Last week’s shooting of a protected bird and the events that followed were highly unfunny, on at least three counts. First, because a kestrel ended up severely injured, and suffering. Even if our eating and other habits cause untold suffering to animals generally, I don’t think the particular should be devalued.

Second, because a young man ended up in prison, and imprisonment comes at tremendous individual and social costs.

At 24, I was trying to set myself up in some kind of career. A year in prison and a fine of €5,000 would likely have broken me. As it happened, my acts of bravado at the time did not include shooting at kestrels.

Funny that in a time that is so given to displays of compassion and second chances and such, we should think nothing of sending a young man to prison for what was essentially bravado. I am guessing Kirsten Mifsud has not much by way of background and social capital to fall back on. Prison tends to be especially damaging in the long term to people like him.

The circumstances of how he got there are intriguing. The kestrel had barely touched the ground when the tweet came from Azerbaijan (because, what do you know, a poaching incident requires an immediate prime ministerial dispatch from the other side of the world) that, “despite sharp decline in illegalities”, the decision was that the hunting season would be closed.

Let us leave aside the bizarre logic of that. Successful conservation depends in large measure on legislation and enforcement protocols that respect individual decision-making. A hunter needs to know that, as long as he abides by the rules, he will be able to hunt. The Azerbaijan tweet was a slap in the face of that simple and basic action-consequence mechanism.

What Magistrate Francesco Depasquale said in court was astonishing, to put it mildly. As reported in Times of Malta (the judgment is not available online yet), he told Mifsud that “as a result of his actions, the hunting season was closed early, to the detriment of hunters who obeyed the law”.

With respect to Depasquale, the season was not closed as a result of Mifsud’s actions. If anything it was also closed as a result of the actions of the hunters who shot a cuckoo and a lapwing earlier in the season, possibly also as a result of a longer-term legacy of poaching.

The tangle of tort, if we must invoke that legal term, would be mind-boggling.

Imprisonment comes at tremendous individual and social costs

The hunting season was closed as a result of a patronising and frankly fascist politics of collective punishment. In other words, Depasquale was happy to accept that Mifsud’s offence was aggravated by the wrong decisions of others.

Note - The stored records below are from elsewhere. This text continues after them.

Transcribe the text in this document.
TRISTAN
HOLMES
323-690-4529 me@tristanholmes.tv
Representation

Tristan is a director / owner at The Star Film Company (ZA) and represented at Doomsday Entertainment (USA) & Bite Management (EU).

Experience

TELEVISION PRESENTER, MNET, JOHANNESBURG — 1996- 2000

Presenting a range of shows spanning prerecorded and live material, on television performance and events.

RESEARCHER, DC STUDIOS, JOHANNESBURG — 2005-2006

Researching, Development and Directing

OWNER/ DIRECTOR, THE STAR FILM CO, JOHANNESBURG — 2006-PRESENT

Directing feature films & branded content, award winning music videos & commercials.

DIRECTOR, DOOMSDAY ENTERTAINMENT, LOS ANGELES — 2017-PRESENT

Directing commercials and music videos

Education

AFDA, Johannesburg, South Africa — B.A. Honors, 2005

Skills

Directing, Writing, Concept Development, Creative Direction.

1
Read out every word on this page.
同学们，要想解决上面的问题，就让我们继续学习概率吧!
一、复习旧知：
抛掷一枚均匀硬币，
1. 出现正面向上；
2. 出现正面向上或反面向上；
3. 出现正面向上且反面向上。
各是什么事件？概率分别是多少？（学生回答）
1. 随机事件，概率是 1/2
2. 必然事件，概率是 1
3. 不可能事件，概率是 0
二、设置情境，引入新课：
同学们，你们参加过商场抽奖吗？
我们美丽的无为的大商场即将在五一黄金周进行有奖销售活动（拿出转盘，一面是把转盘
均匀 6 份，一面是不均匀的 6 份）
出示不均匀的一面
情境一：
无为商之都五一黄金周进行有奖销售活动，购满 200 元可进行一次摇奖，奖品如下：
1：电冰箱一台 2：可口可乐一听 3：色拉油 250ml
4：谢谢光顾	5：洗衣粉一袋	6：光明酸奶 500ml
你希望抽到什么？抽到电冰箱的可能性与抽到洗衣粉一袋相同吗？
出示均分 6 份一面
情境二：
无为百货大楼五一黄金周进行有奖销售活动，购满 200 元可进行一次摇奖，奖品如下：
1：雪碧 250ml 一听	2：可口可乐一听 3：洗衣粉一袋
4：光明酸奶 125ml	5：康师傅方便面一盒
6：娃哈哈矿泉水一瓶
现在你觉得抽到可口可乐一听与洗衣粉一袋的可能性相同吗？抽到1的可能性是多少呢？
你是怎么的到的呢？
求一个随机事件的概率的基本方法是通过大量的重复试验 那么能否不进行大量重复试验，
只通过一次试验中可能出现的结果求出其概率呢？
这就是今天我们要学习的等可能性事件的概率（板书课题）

The reason why the charade was so damaging to conservation and sustainable hunting is that Mifsud, who after all shot a protected bird, went to prison with all the trappings of a victim. The choreography of events did little to help matters.

Mifsud was hauled to court in the manner of the worst criminals. I had to pinch myself when I saw the convoy of police cars sweep into Strait Street towards the back entrance of the building.

For a second I thought the case involved the cold-blooded murder of a much-loved philanthropist known as ‘il-kestrel’.

The choreography of criminalisation did not stop there. Mifsud was arraigned in handcuffs. The press fell over each other to show us pictures of his tattoos. And, predictably, he became ‘il-Benghazi’ – because criminals sound more criminal when they are referred to by their nicknames. Truly a case of journalism at its most docile and accommodating, shall we say.

The third reason why last week’s events were so outrageous is that they brought out the worst in so many. Take hunters themselves. The point has been made that Mifsud’s conviction was an example of the demonisation of hunters by a bunch of insufferable fundamentalists.

That, however, is too simple. I came across many hunters who said they thought that a one-year sentence was justified, and that the law should continue to be draconian with ‘criminals’ (there we go again) who spoiled everyone else’s fun. Thing is, I doubt there are a dozen hunters in the whole of Malta who have never shot a protected bird.

This applies especially to the kind of 50+ hunter who is most inclined to pontificate about Mifsud’s evil.

They will have shot anything in the 1980s and 1990s, when hunting was a free-for-all affair. Only most of the species that are protected now were protected then. So should all hunters be in prison?

Of course not. My point is that the current madness causes otherwise-sane people to get all sanctimonious and hypocritical. The malady is not limited to hunters.

I’m convinced that what clinched the Prime Minister’s decision was the venue.

The sanctimonious hunters’ unlikely bedfellow is a mob made up of socioeconomic types A-C1.

I have this vision that will not go away of people sipping tea in front of the guillotine.

Which means that St Edward’s was the perfect setting for Joseph Muscat’s little bit of theatre. Except for the long line of SUVs parked outside St Edward’s twice a day, that is, which does put a bit of a dent in the environmental credentials of that circle. I’d say the pupils have more than an injured kestrel to be traumatised about.

What’s in a tweet? On this occasion, a dog’s dinner of bizarre judgments, political posturing, hypocrisy, and conservation setbacks. When in Azerbaijan, do as the Azeris do.